At the time of achieving clinical remission, patients with acute lymphoblastic leukemia (ALL) may harbor up to 10¹⁰ residual leukemic blasts. Detection of these cells is beyond the sensitivity level of classical cytomorphologic methods; they represent Minimal Residual Disease (MRD). Sensitive techniques developed for MRD detection can better define the leukemic burden and detect the residual blasts at the 0.1-0.0001% level.

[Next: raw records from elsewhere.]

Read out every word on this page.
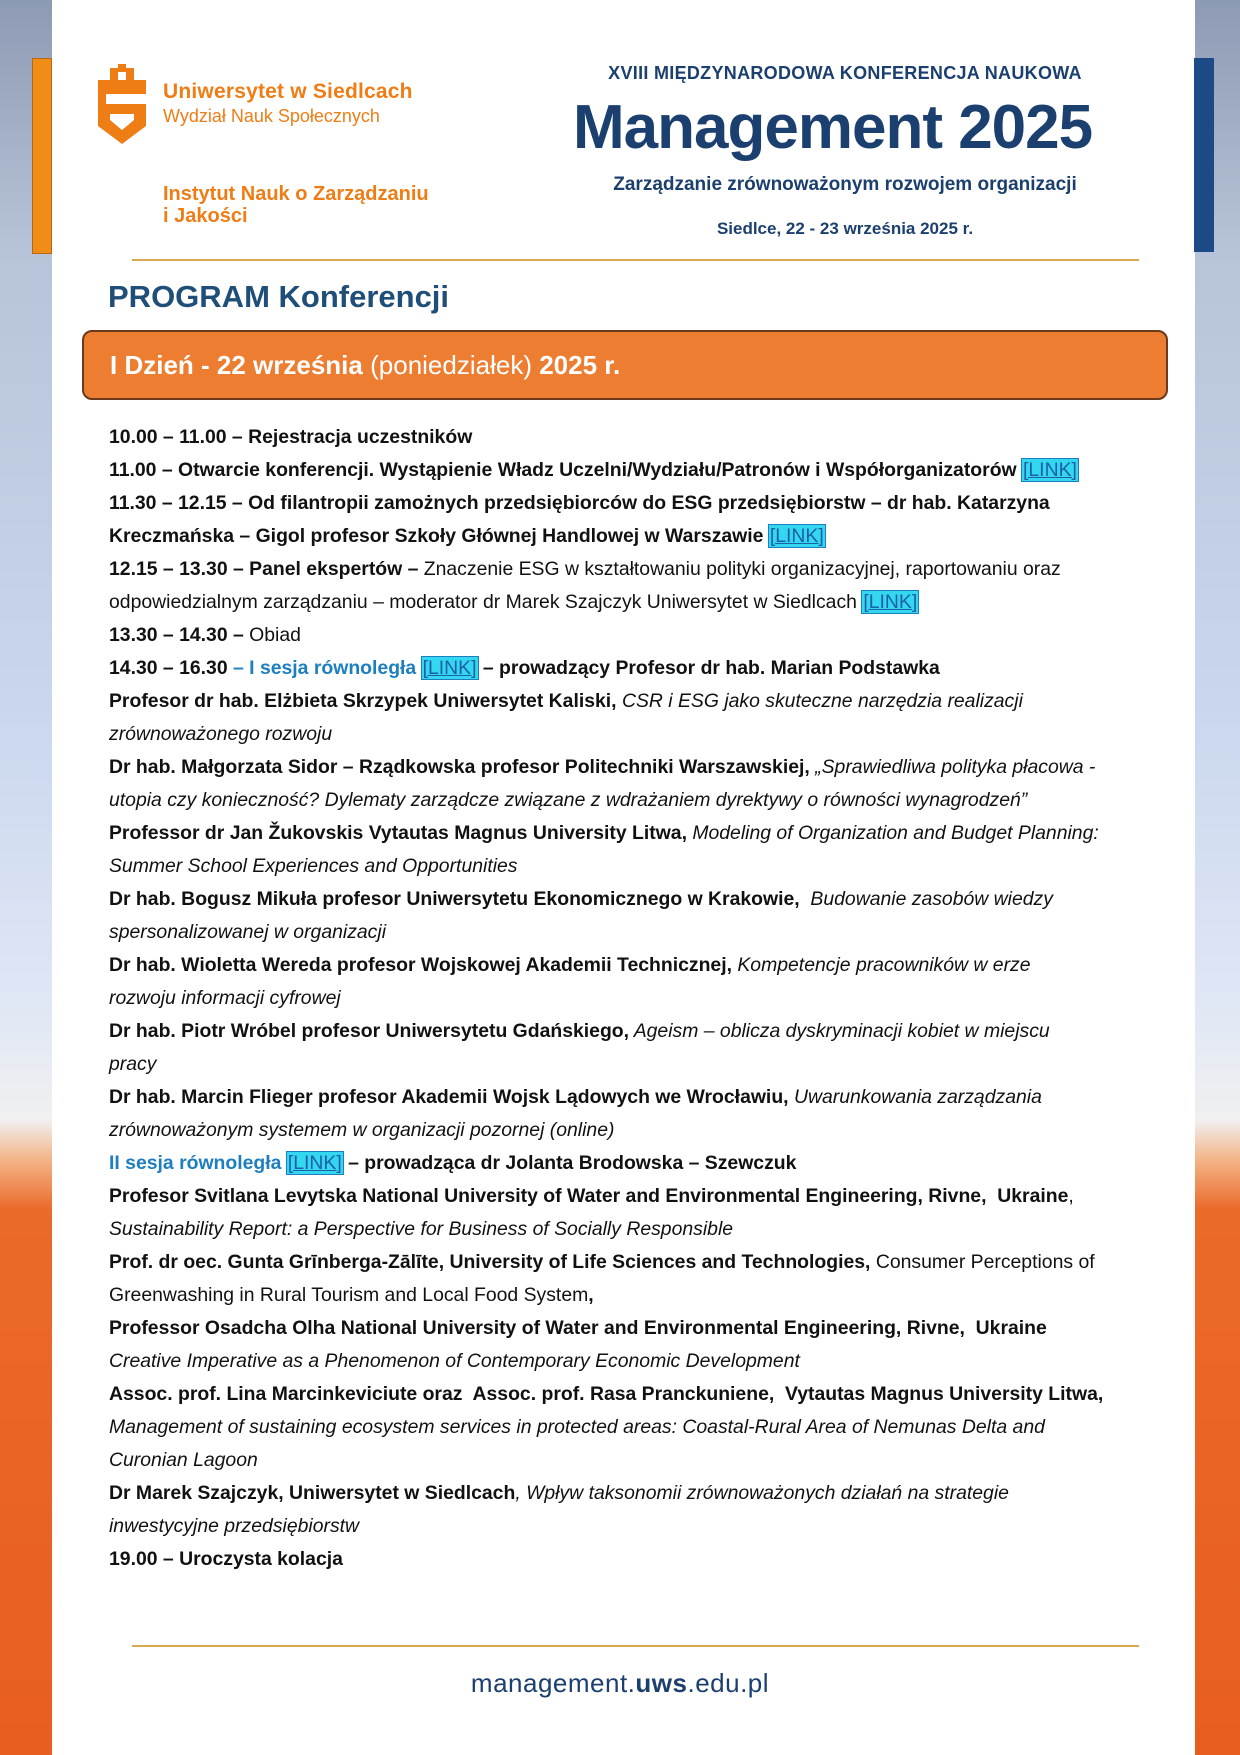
Uniwersytet w Siedlcach
Wydział Nauk Społecznych
Instytut Nauk o Zarządzaniu
i Jakości
XVIII MIĘDZYNARODOWA KONFERENCJA NAUKOWA
Management 2025
Zarządzanie zrównoważonym rozwojem organizacji
Siedlce, 22 - 23 września 2025 r.
PROGRAM Konferencji
I Dzień - 22 września (poniedziałek) 2025 r.
10.00 – 11.00 – Rejestracja uczestników
11.00 – Otwarcie konferencji. Wystąpienie Władz Uczelni/Wydziału/Patronów i Współorganizatorów [LINK]
11.30 – 12.15 – Od filantropii zamożnych przedsiębiorców do ESG przedsiębiorstw – dr hab. Katarzyna
Kreczmańska – Gigol profesor Szkoły Głównej Handlowej w Warszawie [LINK]
12.15 – 13.30 – Panel ekspertów – Znaczenie ESG w kształtowaniu polityki organizacyjnej, raportowaniu oraz
odpowiedzialnym zarządzaniu – moderator dr Marek Szajczyk Uniwersytet w Siedlcach [LINK]
13.30 – 14.30 – Obiad
14.30 – 16.30 – I sesja równoległa [LINK] – prowadzący Profesor dr hab. Marian Podstawka
Profesor dr hab. Elżbieta Skrzypek Uniwersytet Kaliski, CSR i ESG jako skuteczne narzędzia realizacji
zrównoważonego rozwoju
Dr hab. Małgorzata Sidor – Rządkowska profesor Politechniki Warszawskiej, „Sprawiedliwa polityka płacowa -
utopia czy konieczność? Dylematy zarządcze związane z wdrażaniem dyrektywy o równości wynagrodzeń”
Professor dr Jan Žukovskis Vytautas Magnus University Litwa, Modeling of Organization and Budget Planning:
Summer School Experiences and Opportunities
Dr hab. Bogusz Mikuła profesor Uniwersytetu Ekonomicznego w Krakowie,  Budowanie zasobów wiedzy
spersonalizowanej w organizacji
Dr hab. Wioletta Wereda profesor Wojskowej Akademii Technicznej, Kompetencje pracowników w erze
rozwoju informacji cyfrowej
Dr hab. Piotr Wróbel profesor Uniwersytetu Gdańskiego, Ageism – oblicza dyskryminacji kobiet w miejscu
pracy
Dr hab. Marcin Flieger profesor Akademii Wojsk Lądowych we Wrocławiu, Uwarunkowania zarządzania
zrównoważonym systemem w organizacji pozornej (online)
II sesja równoległa [LINK] – prowadząca dr Jolanta Brodowska – Szewczuk
Profesor Svitlana Levytska National University of Water and Environmental Engineering, Rivne,  Ukraine,
Sustainability Report: a Perspective for Business of Socially Responsible
Prof. dr oec. Gunta Grīnberga-Zālīte, University of Life Sciences and Technologies, Consumer Perceptions of
Greenwashing in Rural Tourism and Local Food System,
Professor Osadcha Olha National University of Water and Environmental Engineering, Rivne,  Ukraine
Creative Imperative as a Phenomenon of Contemporary Economic Development
Assoc. prof. Lina Marcinkeviciute oraz  Assoc. prof. Rasa Pranckuniene,  Vytautas Magnus University Litwa,
Management of sustaining ecosystem services in protected areas: Coastal-Rural Area of Nemunas Delta and
Curonian Lagoon
Dr Marek Szajczyk, Uniwersytet w Siedlcach, Wpływ taksonomii zrównoważonych działań na strategie
inwestycyjne przedsiębiorstw
19.00 – Uroczysta kolacja
management.uws.edu.pl
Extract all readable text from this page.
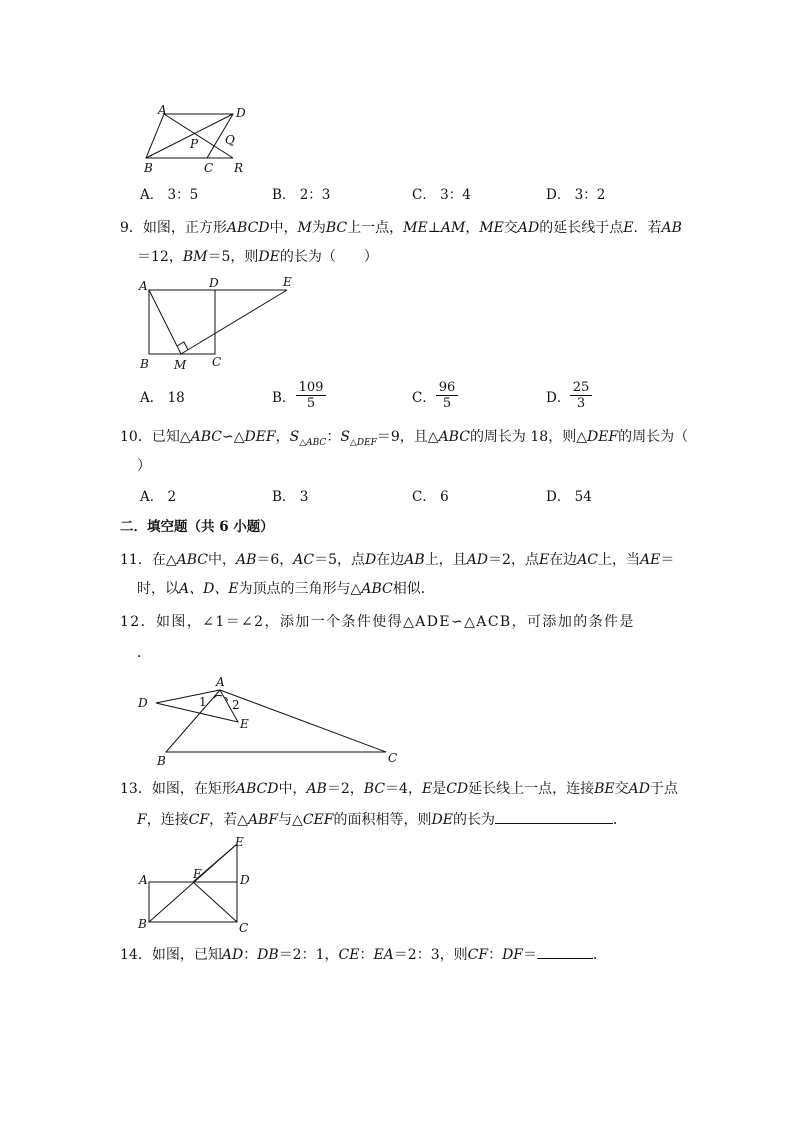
A	D
P Q
B	C R
A． 3：5	B． 2：3	C． 3：4	D． 3：2
9．如图，正方形ABCD中，M为BC上一点，ME⊥AM，ME交AD的延长线于点E．若AB
＝12，BM＝5，则DE的长为（　　）
A	D	E
B M C
A． 18	B． $\frac{109}{5}$	C． $\frac{96}{5}$	D． $\frac{25}{3}$
10．已知△ABC∽△DEF，$S_{\triangle ABC}$：$S_{\triangle DEF}=9$，且△ABC的周长为 18，则△DEF的周长为（
）
A． 2	B． 3	C． 6	D． 54
二．填空题（共 6 小题）
11．在△ABC中，AB＝6，AC＝5，点D在边AB上，且AD＝2，点E在边AC上，当AE＝
时，以A、D、E为顶点的三角形与△ABC相似．
12．如图，∠1＝∠2，添加一个条件使得△ADE∽△ACB，可添加的条件是
．
A
D	1 2
E
B	C
13．如图，在矩形ABCD中，AB＝2，BC＝4，E是CD延长线上一点，连接BE交AD于点
F，连接CF，若△ABF与△CEF的面积相等，则DE的长为	．
E
A	F	D
B	C
14．如图，已知AD：DB＝2：1，CE：EA＝2：3，则CF：DF＝	．
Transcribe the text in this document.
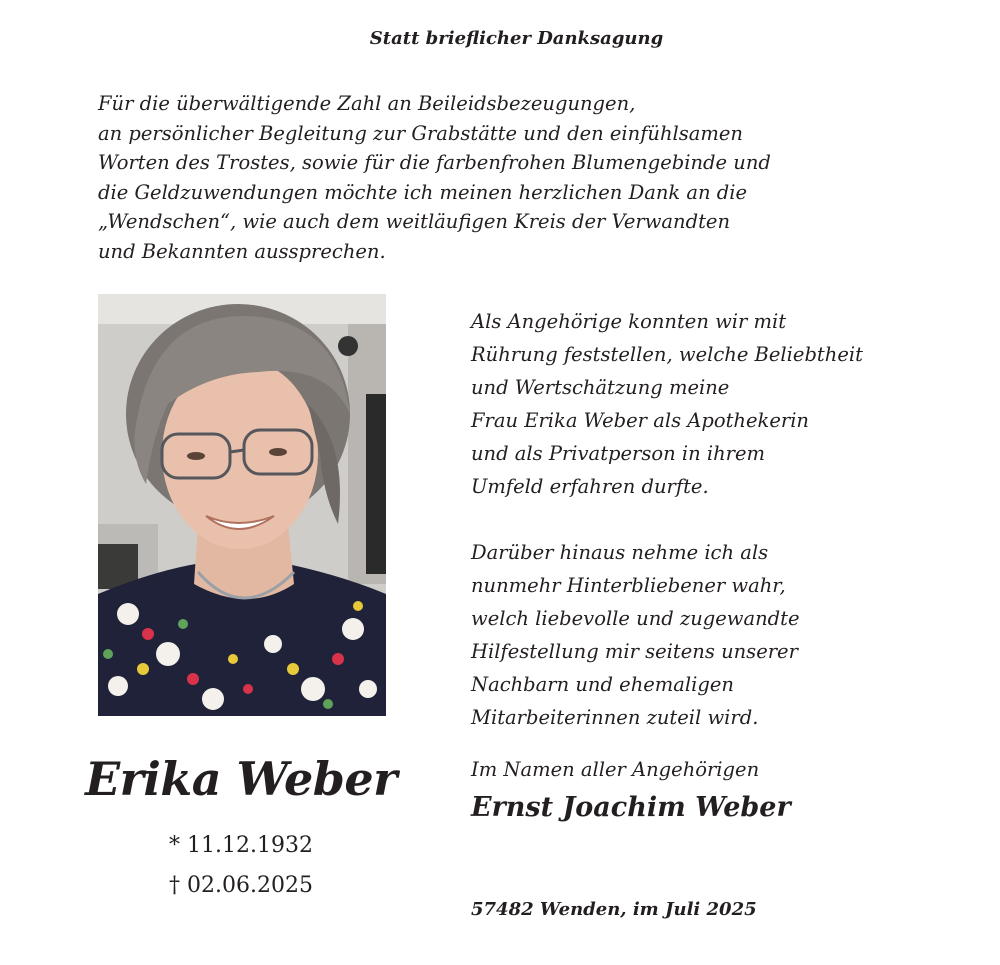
Statt brieflicher Danksagung
Für die überwältigende Zahl an Beileidsbezeugungen,
an persönlicher Begleitung zur Grabstätte und den einfühlsamen
Worten des Trostes, sowie für die farbenfrohen Blumengebinde und
die Geldzuwendungen möchte ich meinen herzlichen Dank an die
„Wendschen“, wie auch dem weitläufigen Kreis der Verwandten
und Bekannten aussprechen.
Als Angehörige konnten wir mit
Rührung feststellen, welche Beliebtheit
und Wertschätzung meine
Frau Erika Weber als Apothekerin
und als Privatperson in ihrem
Umfeld erfahren durfte.
Darüber hinaus nehme ich als
nunmehr Hinterbliebener wahr,
welch liebevolle und zugewandte
Hilfestellung mir seitens unserer
Nachbarn und ehemaligen
Mitarbeiterinnen zuteil wird.
Erika Weber
* 11.12.1932
† 02.06.2025
Im Namen aller Angehörigen
Ernst Joachim Weber
57482 Wenden, im Juli 2025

The most promising techniques for MRD monitoring are flow cytometric detection of aberrant immunophenotypes and polymerase chain reaction analysis of clonal antigen-receptor gene rearrangements. These techniques allow monitoring of MRD in almost all patients with pediatric ALL (up to 95%). In published clinical trials, MRD detection proved to be an excellent prognostic factor in the outcome of children with ALL. Evaluation of early treatment response allows for precise risk stratification that may lead to the tailoring of the treatment intensity and the reduction of long-term toxicities. Additionally, the detection of an increase in the MRD level enables one to anticipate an impending relapse. In this review, I discuss techniques used for MRD detection as well as the prognostic value of MRD monitoring during front-line treatment of childhood leukemia, during treatment of relapsed disease, and prior to bone marrow transplantation for ALL.